Castillo de Santorcaz, foto de Pedro Ma Vargas Arévalo

    Fernando Rodriguez de Covarrubias, Arzobispo de Toledo de 1276 a 1280, dirige desde Torrelaguna el 19 de diciembre de 1277, tiempos de Alfonso X "El Sabio", la CARTA DE FUEROS que da a sus vasallos de Santorcaz (el nombre del pueblo deriva de San Torcat, en honor de Torcuato de Acci, el primero de los siete varones apostólicos enviados por Roma, en el siglo I, para evangelizar a España).


   En el Castillo de Santorcaz sufrió cárcel durante siete años el torrelagunense Cardenal Cisneros:

   Extracto del libro CISNEROS. UN CARDENAL ENTRE DIOS Y EL REY. Carlos Navarro y Rodrigo. Guadarramistas Editorial  "...una gracia obtuvo al retirarse de Roma, que fue origen para él de hondas amarguras y grandes persecuciones. Le otorgó el papa un breve, en virtud del cual debía dársele posesión del primer beneficio que vacase en la diócesis de Toledo. El uso de estos tiempos, dice Flechier, había introducido esta suerte de provisiones, llamadas bulas o gracias expectativas; pero contra ellas protestaban los obispos porque las suponían, y no sin razón, una mutilación de sus derechos y un ataque a su autoridad. Así es que cuando Cisneros quiso ocupar, apoyado en el breve pontificio, el arciprestazgo de Uceda, vacante en 1473 por muerte del que lo poseía, se encontró con que D. Alonso Carrillo, arzobispo de Toledo, había provisto dicho beneficio en uno de sus limosneros, y al tener noticia este prelado de la resistencia que opuso Cisneros a ser desposeído, resolvió usar con él de gran severidad, mandándole prender y haciéndole encerrar en la torre del mismo Uceda, esperando conseguir por este medio que renunciara a su beneficio. No se dobló Cisneros con la persecución, antes, por el contrario, manifestó aquella entereza de carácter que tanto crédito le había de dar más tarde como ministro y como prelado, puesta al servicio de causas más justas y desinteresadas, por lo cual aumentó la saña de Carrillo, que le hizo trasladar a más dura prisión, a la torre de Santorcaz, que entonces era la cárcel de los clérigos viciosos y rebeldes de la diócesis.
Durante los siete años que sufrió de cautiverio, Cisneros estuvo completamente entregado a la oración y al estudio, logrando su libertad, bien porque el arzobispo se rindiera a tanta firmeza, o se cansara de perseguirle, bien porque cediese a los ruegos de su sobrina la condesa de Buendía.

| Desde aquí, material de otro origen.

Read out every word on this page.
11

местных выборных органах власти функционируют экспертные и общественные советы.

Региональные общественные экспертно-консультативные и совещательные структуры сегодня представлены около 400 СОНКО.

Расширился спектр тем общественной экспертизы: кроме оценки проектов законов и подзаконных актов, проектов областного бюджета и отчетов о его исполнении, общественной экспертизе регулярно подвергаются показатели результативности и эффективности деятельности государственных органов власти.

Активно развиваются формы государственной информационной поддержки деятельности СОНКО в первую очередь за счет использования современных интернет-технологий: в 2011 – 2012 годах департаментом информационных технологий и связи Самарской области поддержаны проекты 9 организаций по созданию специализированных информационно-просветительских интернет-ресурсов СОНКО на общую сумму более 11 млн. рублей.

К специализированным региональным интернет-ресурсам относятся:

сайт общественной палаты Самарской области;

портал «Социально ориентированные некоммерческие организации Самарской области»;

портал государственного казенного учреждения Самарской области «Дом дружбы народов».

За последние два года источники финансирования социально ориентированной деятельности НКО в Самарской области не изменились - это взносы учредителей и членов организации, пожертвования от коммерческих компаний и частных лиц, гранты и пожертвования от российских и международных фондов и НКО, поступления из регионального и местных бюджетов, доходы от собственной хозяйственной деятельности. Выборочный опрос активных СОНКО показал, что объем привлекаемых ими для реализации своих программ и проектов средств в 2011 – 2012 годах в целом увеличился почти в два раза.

No quiso, sin embargo, Cisneros seguir bajo la jurisdicción de un prelado que tan severo y hasta cruel se le había manifestado, por lo cual permutó su beneficio con la capellanía mayor de la iglesia catedral de Sigüenza, a cuya cabeza estaba entonces el justamente célebre cardenal Mendoza."
    En este castillo también fueron encarcelados otros personajes ilustres como la Princesa de Éboli y Charles Watteville de Joux, embajador de España ante Inglaterra en tiempos de Felipe IV,  por un incidente en Londres con la delegación francesa en la que hubo varios muertos y heridos saliendo victoriosa la parte española y por lo que el rey francés Luis XIV expulsó al embajador español en París y amenazó de guerra a España si no se depuraban responsabilidades. Charles tuvo que volver a España y fue encarcelado durante cuatro años en Santorcaz, de él dijo el primer ministro inglés Lord Clarendon:

 "Wateville era un hombre rudo, que parecía del campo, pero que realmente conocía las intrigas de la corte mejor que la mayoría de los españoles, y, excepto cuando su pasión lo sorprendió, fue cauteloso y astuto en sus negociaciones".